El bebé británico Charlie Gard ha muerto este viernes tras ser desconectado de los equipos de respiración asistida que le mantenían con vida. Sus padres lo han comunicado, tal como recogen medios locales. "Nuestro pequeño se han ido", escribieron.

Connie Yates y Chris Gard abandonaron el pasado lunes la batalla legal por mantenerlo con vida y tampoco han podido cumplir su deseo de que el niño falleciese en el domicilio familiar, ya que una orden judicial concretó que debía morir en un hospital especializado en enfermos terminales.

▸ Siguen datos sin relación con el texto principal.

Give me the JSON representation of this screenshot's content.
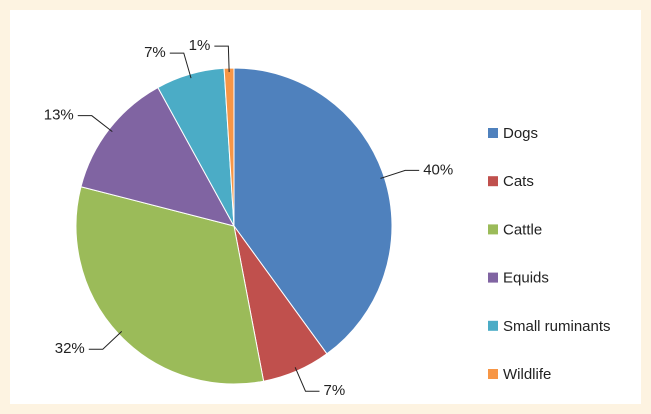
{
  "chart_data": {
    "type": "pie",
    "categories": [
      "Dogs",
      "Cats",
      "Cattle",
      "Equids",
      "Small ruminants",
      "Wildlife"
    ],
    "values": [
      40,
      7,
      32,
      13,
      7,
      1
    ],
    "value_labels": [
      "40%",
      "7%",
      "32%",
      "13%",
      "7%",
      "1%"
    ],
    "colors": [
      "#4f81bd",
      "#c0504d",
      "#9bbb59",
      "#8064a2",
      "#4bacc6",
      "#f79646"
    ],
    "legend": "right"
  }
}
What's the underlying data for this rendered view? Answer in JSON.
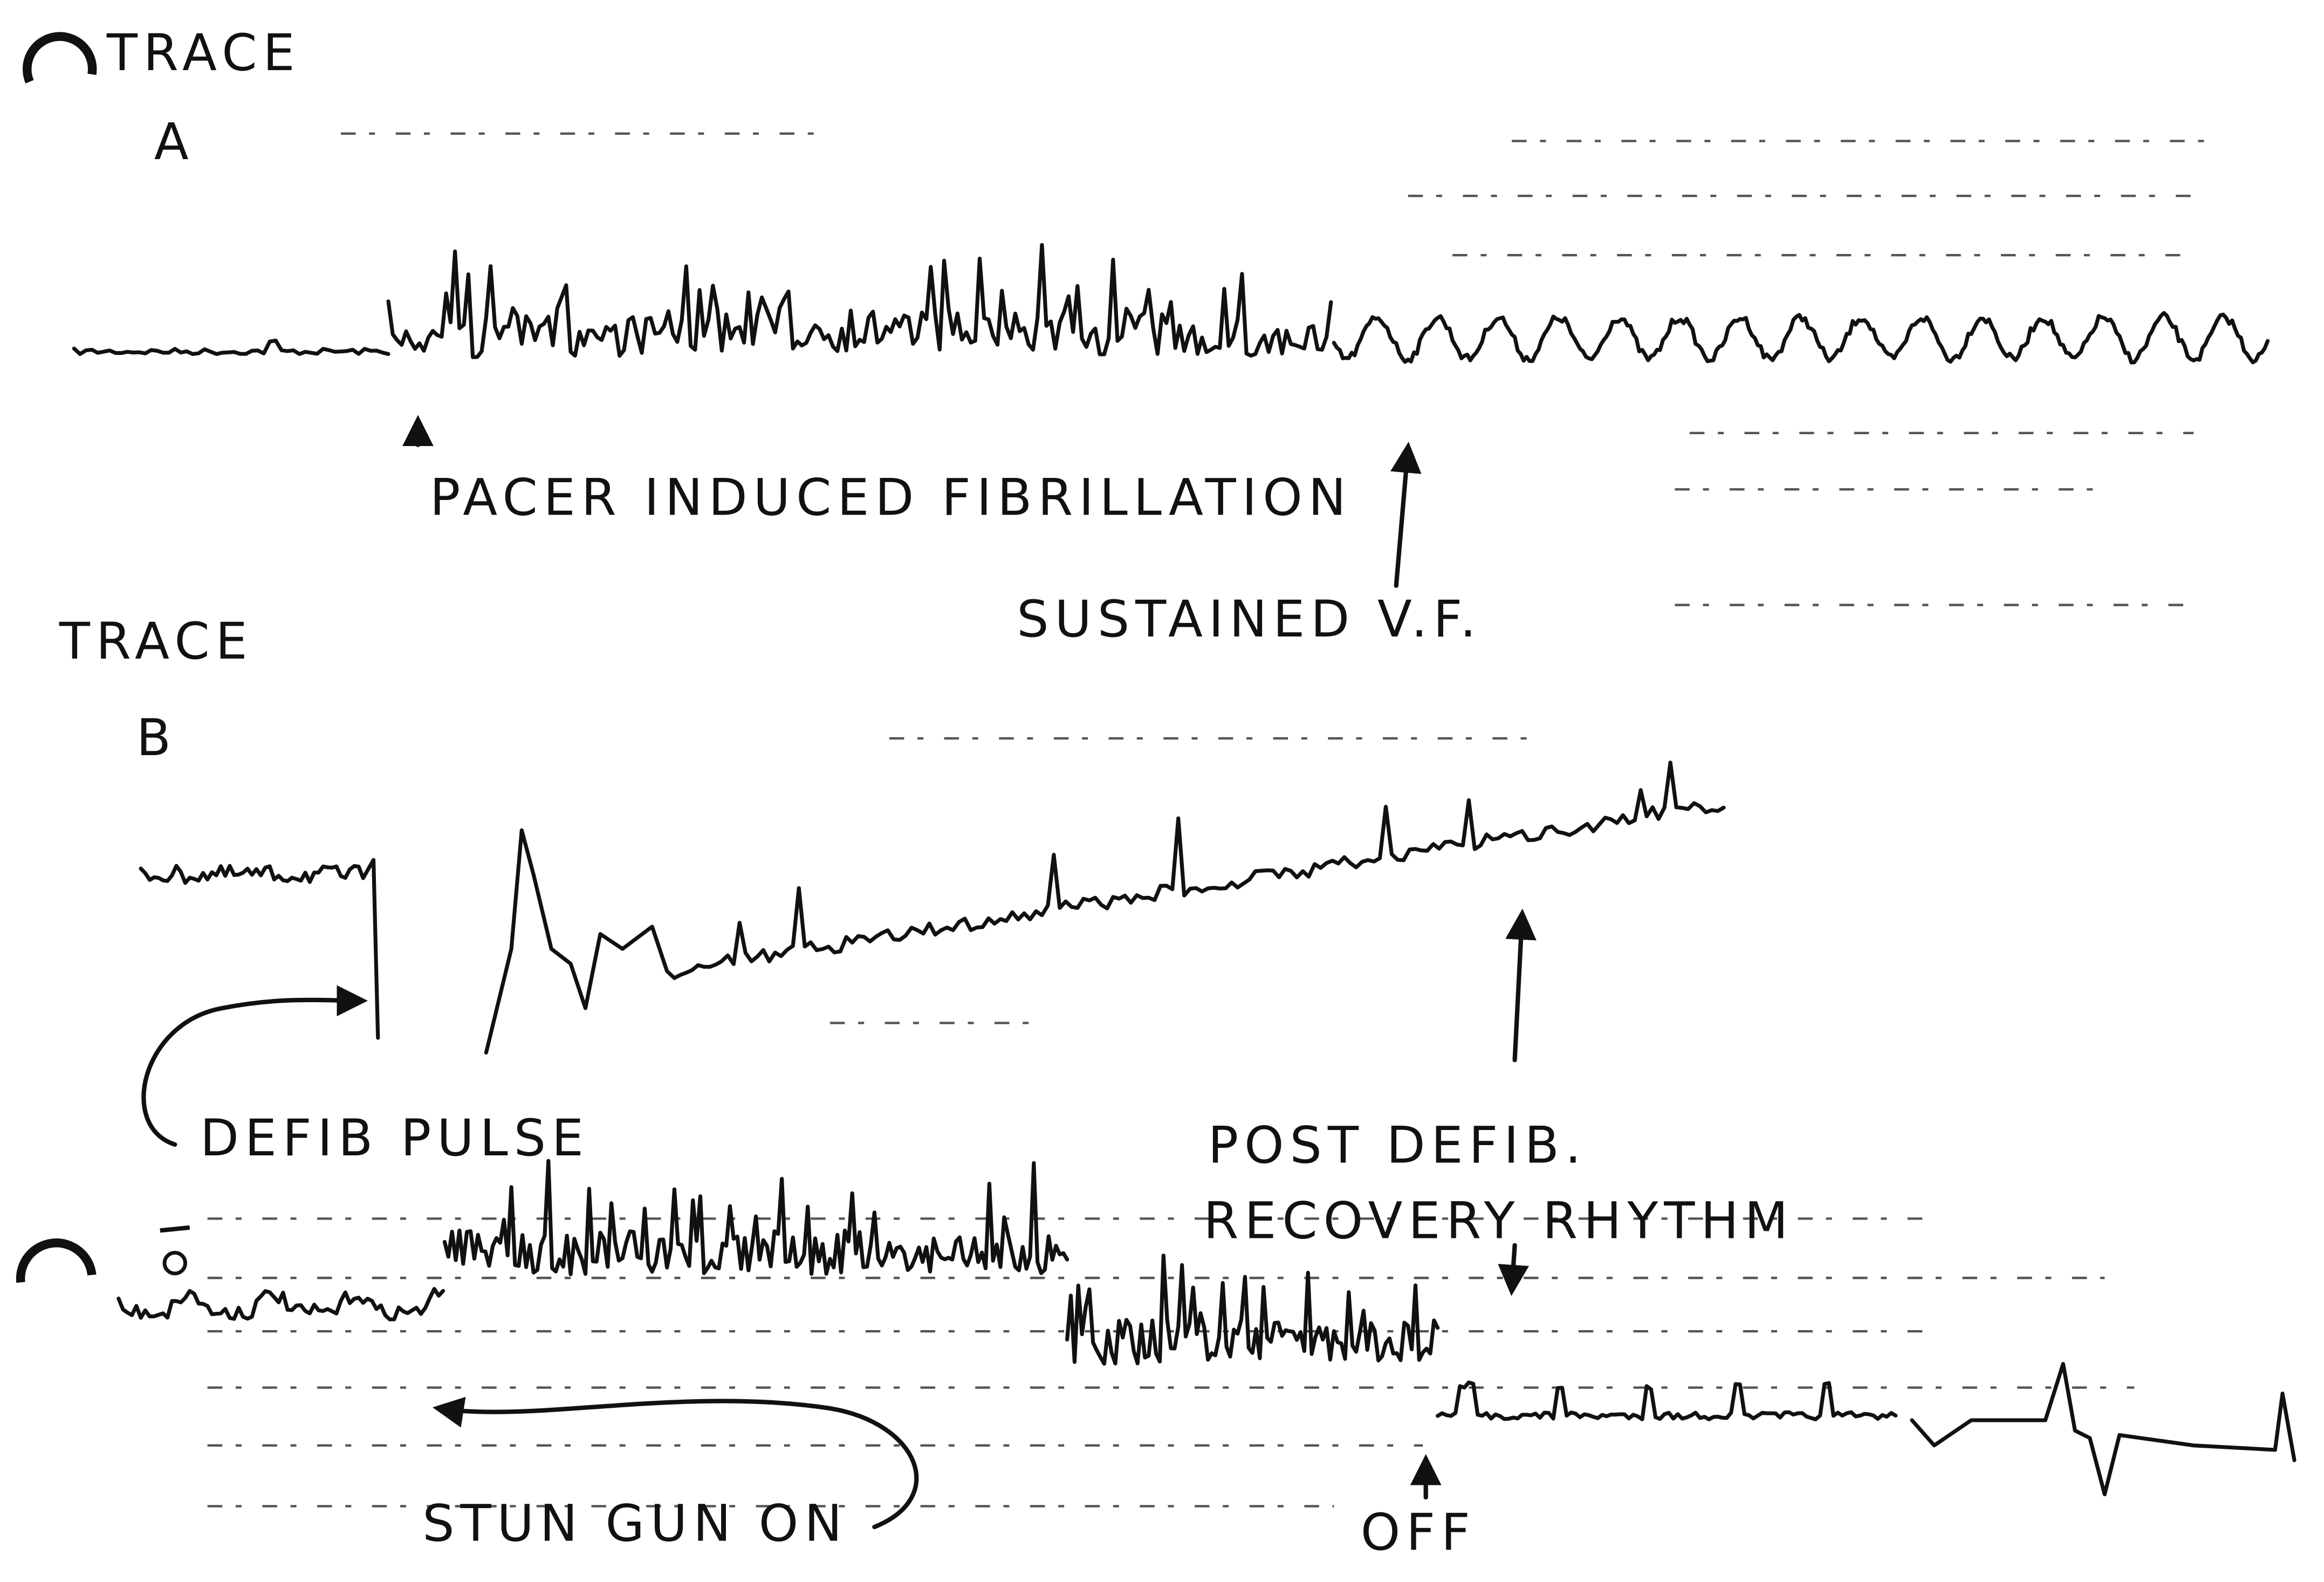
{
  "traces": [
    {
      "title": "TRACE",
      "label": "A"
    },
    {
      "title": "TRACE",
      "label": "B"
    }
  ],
  "annotations": {
    "pacer": "PACER INDUCED FIBRILLATION",
    "sustained": "SUSTAINED V.F.",
    "defib": "DEFIB PULSE",
    "post_defib": "POST DEFIB.",
    "recovery": "RECOVERY RHYTHM",
    "stun_on": "STUN GUN ON",
    "stun_off": "OFF"
  }
}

Nada más conocer la noticia, el Papa Francisco publicó el siguiente tweet en su cuenta: "Encomiendo el pequeño Charlie al Señor, y rezo por sus padres y por todas las personas que lo amaron".



Charlie padecía una enfermedad genética llamada síndrome de depleción del ADN mitocondrial, la cual le provocó un daño cerebral considerado irreversible.

Desde octubre estaba internado en el hospital infantil londinense Great Ormond Street (GOSH), donde se mantenía con vida gracias a un soporte de ventilación artificial.

El pequeño, que estaba a días de cumplir un año, no podía ver ni oír y no era capaz de moverse, respirar o tragar por su cuenta.

Durante cinco meses, el matrimonio libró una larga batalla legal para que le permitieran sacar a su hijo del hospital y trasladarlo a Estados Unidos para recibir un tratamiento experimental, pero perdió sus apelaciones ante tribunales británicos y el Tribunal Europeo de Derechos Humanos, en Estrasburgo.

La movilización de la pareja recibió el apoyo del papa Francisco y del presidente estadounidense Donald Trump, así como el de los círculos católicos británicos. Pero la pareja desistió el lunes, cuando se les comunicó que el pequeño sufre daños musculares irreversibles que hacían que el tratamiento experimental fuera inviable.